To create the Snowpipe, Snowflake provides the CREATE PIPE command.
CREATE PIPE ADDRESSDB.MASTER.USERDB_PIPE
AUTO_INGEST = TRUE AS
COPY INTO ADDRESSDB.MASTER.USERDB
FROM (SELECT CURRENT_TIMESTAMP::TIMESTAMP_NTZ, $1:"firstname", $1:"lastname", $1:"phoneno", $1:"email", $1:"address" FROM @ADDRESSDB.MASTER.USERDB_STAGE)

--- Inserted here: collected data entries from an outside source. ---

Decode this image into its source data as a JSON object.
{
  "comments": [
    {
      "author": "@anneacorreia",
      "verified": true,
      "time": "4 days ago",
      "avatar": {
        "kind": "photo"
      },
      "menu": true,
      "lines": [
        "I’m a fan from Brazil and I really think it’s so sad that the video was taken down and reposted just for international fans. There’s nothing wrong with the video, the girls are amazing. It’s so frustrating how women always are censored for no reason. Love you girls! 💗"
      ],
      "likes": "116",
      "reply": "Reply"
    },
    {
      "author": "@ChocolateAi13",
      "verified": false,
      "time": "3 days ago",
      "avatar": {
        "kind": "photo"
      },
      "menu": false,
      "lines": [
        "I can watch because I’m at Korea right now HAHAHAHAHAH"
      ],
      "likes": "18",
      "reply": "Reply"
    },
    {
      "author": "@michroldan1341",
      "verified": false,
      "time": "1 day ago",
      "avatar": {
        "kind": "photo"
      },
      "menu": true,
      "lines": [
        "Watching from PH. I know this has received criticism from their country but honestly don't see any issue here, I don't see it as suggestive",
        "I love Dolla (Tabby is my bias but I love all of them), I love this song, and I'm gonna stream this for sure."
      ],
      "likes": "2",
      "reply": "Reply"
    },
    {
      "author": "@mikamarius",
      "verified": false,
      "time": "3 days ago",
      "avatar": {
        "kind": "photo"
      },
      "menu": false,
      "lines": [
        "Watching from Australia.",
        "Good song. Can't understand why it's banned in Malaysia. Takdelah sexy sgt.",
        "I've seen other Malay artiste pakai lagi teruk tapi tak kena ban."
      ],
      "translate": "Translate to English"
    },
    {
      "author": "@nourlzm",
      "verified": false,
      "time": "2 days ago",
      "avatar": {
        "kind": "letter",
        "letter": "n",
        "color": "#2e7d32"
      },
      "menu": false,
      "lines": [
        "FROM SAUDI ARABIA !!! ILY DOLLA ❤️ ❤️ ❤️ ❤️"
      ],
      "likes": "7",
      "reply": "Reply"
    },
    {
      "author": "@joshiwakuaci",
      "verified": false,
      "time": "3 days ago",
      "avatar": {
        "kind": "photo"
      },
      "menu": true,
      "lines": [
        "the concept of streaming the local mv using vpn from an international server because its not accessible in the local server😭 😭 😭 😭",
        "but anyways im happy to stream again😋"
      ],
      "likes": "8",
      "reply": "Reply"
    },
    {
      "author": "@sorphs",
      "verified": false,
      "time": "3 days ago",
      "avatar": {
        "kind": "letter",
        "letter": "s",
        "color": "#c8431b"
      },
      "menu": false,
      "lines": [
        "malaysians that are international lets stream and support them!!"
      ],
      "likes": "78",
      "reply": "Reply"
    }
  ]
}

FILE_FORMAT = ADDRESSDB.MASTER.USERDB_FORMAT
Using this command, we ask Snowflake to create a Snow pipe named USERDB_PIPE and automatically ingest data using this pipe whenever new data is available in the External Stage. The SELECT
query in the configuration transforms or picks the specific values in the JSON document to load it into the target table. In the command above CURRENT_TIMESTAMP::TIMESTAMP_NTZ
inserts the current timestamp in UTC timezone. Then, all fields in the JSON document are inserted using Snowflake’s JSON querying syntax. Finally, we specify the file format as the USERDB_FORMAT
we created in the previous step.
The pipe should be fully functional by now. You can test it by using the refresh
query which will pick up any existing files in the S3 bucket and loads it into the USERDB
table. The process may fail for JSON files if there are any errors or if there are any misconfigurations. Snowflake provides a few troubleshooting options in case of errors. I will write about it in the next post.
ALTER PIPE ADDRESSDB.MASTER.USERDB_PIPE REFRESH
- Configure S3 event notification
The final step is to create a mechanism to let Snowpipe know about the arrival of new data in the S3 bucket. Snowflake provides three options to do this. One is through a ReST endpoint run by the Snowpipe service that can receive notifications on new data arrival. This will require the Snowpipe service to always run the virtual warehouse to maintain the ReST endpoint. The next two options apply to AWS users. Similar solutions exist for GCP and Azure. The second method is to create an AWS SNS service to which Snowflake can subscribe for notifications. Another option is AWS SQS. We will look into this easier option in this example.
Once we create a Snow pipe, Snowflake creates an AWS SQS Queue for every configured Snowpipe. The ARN for the queue can be retrieved using the below command.
show pipes;
This command will show the details of all Snowpipes created under the current database and schema. Copy the value under the notification_channel
column for the USERDB_PIPE
we just created.
Now, login back to the S3 console and choose the source bucket’s properties. Choose Events > Add Notification.
Under the events section, check the ‘All Object creation events’ checkbox. Paste the notification_channel
value in the SQS queue ARN
field and Save.
Phew, You are done!
Whenever a new JSON document gets added to the S3 bucket, Snowflake loads it into the USERDB table automagically. You can test this by uploading a valid JSON file to the bucket.
In case of load failures, please refer to the troubleshooting documentation here. A quick debugging hack is to issue the copy into
SQL manually and check for any SQL related or permission errors. An implicit assumption made in this post is that the Snowflake user has a role attached with appropriate permissions to create the Table, External Stage, File Format and Snow pipe.